Baptists and the American Civil War: April 4, 1862

James R. Graves

James R. Graves

In a reminder that many Baptists of the South are just as pro-war as other southerners, an announcement in this week’s Memphis Daily Appeal makes note of a new weapon of war invented by an enterprising Baptist minster:

The Rev. Mr. Graves, a well known elder of the Baptist church, yesterday showed us a new lance of his invention, which he warrants bound to kill. The blade is triangular, the edges are serrated like a saw, and the wound it would produce would paralyze the whole system. At the end is a weight of iron, by which the center of gravity is thrown lower down the shaft than in the ordinary pike and lance. Below the blade is a guard, in a crescent form, the inner portion of which is formed so as to cut on drawing back the lance. The shaft doubles up in the center for easy carriage. It is intended for both horse and infantry.
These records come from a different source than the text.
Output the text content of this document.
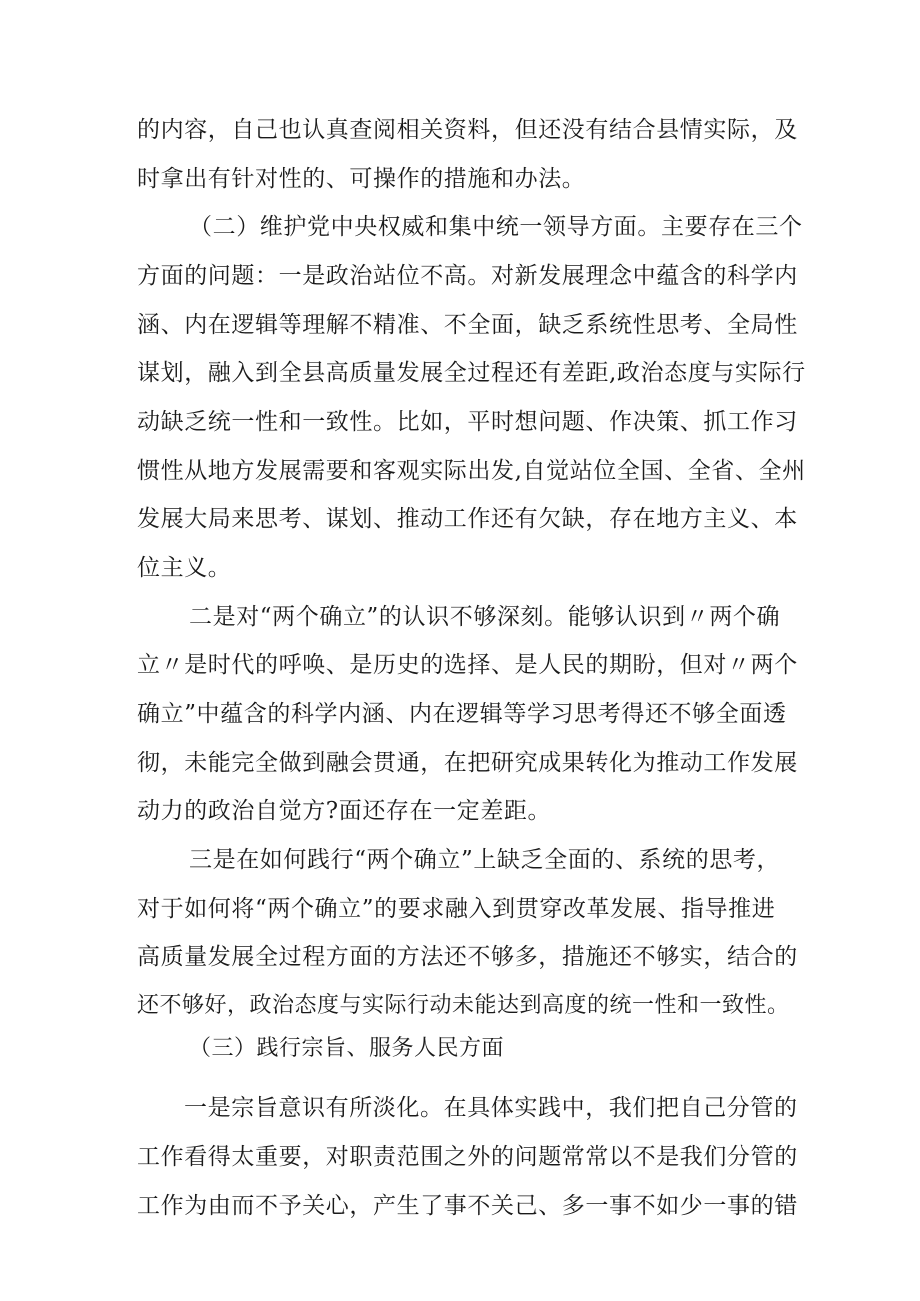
的内容，自己也认真查阅相关资料，但还没有结合县情实际，及
时拿出有针对性的、可操作的措施和办法。
（二）维护党中央权威和集中统一领导方面。主要存在三个
方面的问题：一是政治站位不高。对新发展理念中蕴含的科学内
涵、内在逻辑等理解不精准、不全面，缺乏系统性思考、全局性
谋划，融入到全县高质量发展全过程还有差距,政治态度与实际行
动缺乏统一性和一致性。比如，平时想问题、作决策、抓工作习
惯性从地方发展需要和客观实际出发,自觉站位全国、全省、全州
发展大局来思考、谋划、推动工作还有欠缺，存在地方主义、本
位主义。
二是对“两个确立”的认识不够深刻。能够认识到〃两个确
立〃是时代的呼唤、是历史的选择、是人民的期盼，但对〃两个
确立”中蕴含的科学内涵、内在逻辑等学习思考得还不够全面透
彻，未能完全做到融会贯通，在把研究成果转化为推动工作发展
动力的政治自觉方?面还存在一定差距。
三是在如何践行“两个确立”上缺乏全面的、系统的思考，
对于如何将“两个确立”的要求融入到贯穿改革发展、指导推进
高质量发展全过程方面的方法还不够多，措施还不够实，结合的
还不够好，政治态度与实际行动未能达到高度的统一性和一致性。
（三）践行宗旨、服务人民方面
一是宗旨意识有所淡化。在具体实践中，我们把自己分管的
工作看得太重要，对职责范围之外的问题常常以不是我们分管的
工作为由而不予关心，产生了事不关己、多一事不如少一事的错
In all likelihood, the creator of this rather bloody weapon is none other than James R. Graves (J. R. Graves), former editor of the Tennessee Baptist, who was forced to close the newspaper and flee to Memphis following Union occupation in late February. In addition to being a popular writer and theologian (as the recognized leader of the Landmarkist movement), the entrepreneurial Graves has long been involved in numerous endeavors, including the founding of the Southwestern Company, a business employing students to sell educational books door-to-door. The company yet exists, and has expanded its offerings to other media, in addition to books.

The fate of Graves’ lance, however, is unknown.